The big one could hit anytime, crumbling shorelines, snapping pipelines and sending entire parts of B.C.’s coast beneath the grinding techtonic plates.
The Ruskin Dam will have a better chance of withstanding such a quake by 2017 when upgrades to it will be complete.
A recent B.C. Hydro study of seismic conditions in B.C. shows for most of the corporation’s big dams, the risk of a cataclysmic earthquake remains the same or lower because of the constant efforts at strengthening the facilities.
That applies to the Ruskin Dam – a massive structure on the Stave River that produces power for more than 30,000 Metro Vancouver homes. It is getting its own seismic strengthening as part of a complete rebuild.
“It’s not that the [Ruskin] area is more safe. It’s just that our dams are designed to withstand the major earthquake,” explained Judy Dobrowlski, with B.C. Hydro.
“Big earthquakes happen here, of course, given our proximity to the major subduction zone, which is off Vancouver Island. So there’s no change in our understanding of the hazards. It’s just how our facilities are improved to continue operating.”
The study does say, though, that the effects of a quake on parts of Vancouver Island and along Bridge River in the Lilloett area could be worse than anticipated.
The study is the culmination of six years of work by a cross-section of experts, including seismologists, physicists and geologists.
The team studied the history of seismic events across B.C. and adjoining regions and identified where major seismic activity could occur. It developed prediction models and determined resulting seismic ground motions at the various dams.
“This methodology is now a best-in-class model for calculating earthquake hazards for utilities,” says a release.
Dobrowlski said B.C. Hydro has always done seismic studies, but this is the largest, most wide-ranging one ever done. Its data will be shared with municipalities as they plan infrastructure and development.
“Because it’s such a large, comprehensive thorough body of work, it provides more clarity about the seismic hazards across the province.”
Once the $750-million renovation of the Ruskin Dam is done, it will be able to withstand a one-in-10,000 year earthquake. Seven old piers and gates are being replaced by five larger, stronger gates, and six new piers, creating a completely new appearance of the structure. The new gates will weigh twice that of the old ones and have double the amount of steel.
A wider, two-lane road and pedestrian walkway will replace the narrow one-lane passage on top of the dam.
An innovative feature is a new asphalt-like material developed for a buried wall.
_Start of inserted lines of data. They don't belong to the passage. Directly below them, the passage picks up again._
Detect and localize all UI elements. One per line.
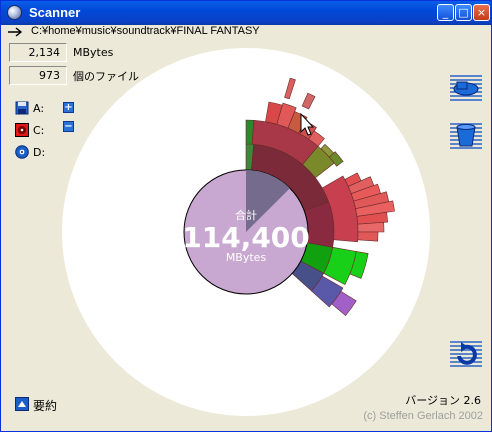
total-unit: MBytes [226, 251, 267, 264]
dir-segment[interactable] [357, 231, 379, 242]
refresh-button[interactable] [449, 339, 483, 369]
delete-button[interactable] [449, 121, 483, 151]
size-value-box: 2,134 [9, 43, 67, 62]
copyright-label: (c) Steffen Gerlach 2002 [363, 410, 483, 422]
trash-icon [456, 124, 476, 147]
drive-a-label: A: [33, 102, 45, 115]
current-path: C:¥home¥music¥soundtrack¥FINAL FANTASY [31, 25, 260, 37]
sunburst-chart[interactable]: 合計 114,400 MBytes [61, 47, 431, 417]
arrow-right-icon [8, 27, 23, 37]
open-folder-button[interactable] [449, 73, 483, 103]
summary-link[interactable]: 要約 [33, 397, 57, 414]
app-icon [7, 5, 22, 20]
maximize-button[interactable]: □ [455, 4, 472, 21]
total-label: 合計 [235, 208, 257, 222]
total-value: 114,400 [182, 221, 310, 254]
window-title: Scanner [29, 5, 81, 20]
hard-disk-icon [15, 123, 29, 137]
disk-usage-chart[interactable]: 合計 114,400 MBytes [61, 47, 431, 417]
drive-d-label: D: [33, 146, 46, 159]
minimize-button[interactable]: _ [437, 4, 454, 21]
floppy-disk-icon [15, 101, 29, 115]
drive-c-label: C: [33, 124, 45, 137]
file-count-box: 973 [9, 66, 67, 85]
cd-drive-icon [15, 145, 29, 159]
close-button[interactable]: × [473, 4, 490, 21]
version-label: バージョン 2.6 [405, 394, 481, 407]
summary-icon[interactable] [15, 397, 29, 411]
scanner-window: Scanner _ □ × C:¥home¥music¥soundtrack¥F… [0, 0, 492, 432]
dir-segment[interactable] [357, 222, 385, 233]
title-bar[interactable]: Scanner _ □ × [1, 1, 491, 25]
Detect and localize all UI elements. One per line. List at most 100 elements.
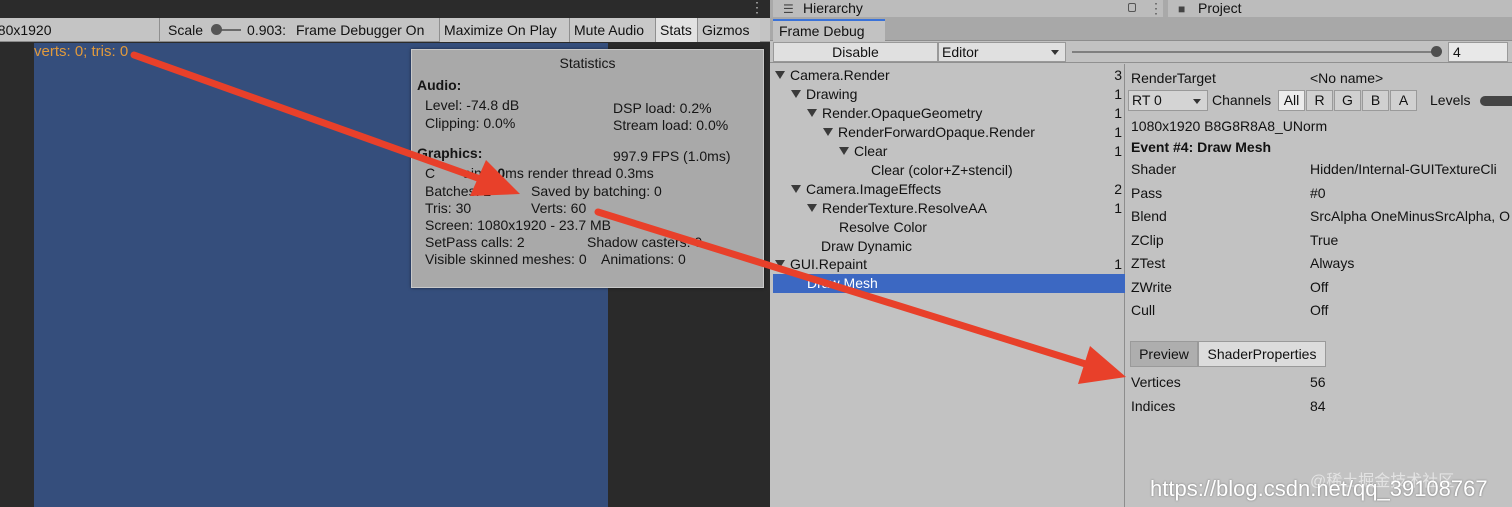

The material can absorb shocks and can self-heal, preventing leaks from developing in the anchoring wall in the softer soil on the north side of the dam. That wall will attach to a longer buried wall of plastic concrete.
Still to be installed are the guts of the operation – three new turbines to replace those from another age. The first turbine, or generator, is 84 years old. The second is 76 years old and the newest turbine was installed in the 1950s.
The rebuild has reached the halfway point and the contractor that will install the new turbines has just moved on to site. The turbines, eight per cent more efficient, will be installed one at time to allow the dam to keep operating during the refit and to keep producing power for Metro Vancouver.
The whole rebuild is comparable to changing a car’s tire while still driving down the road, said Dobrowlski.
Steady progress is being made towards the 2017-18 completion date, she added.
“There are always surprises when you’re retro-fitting an old facility that was built in the 1930s.”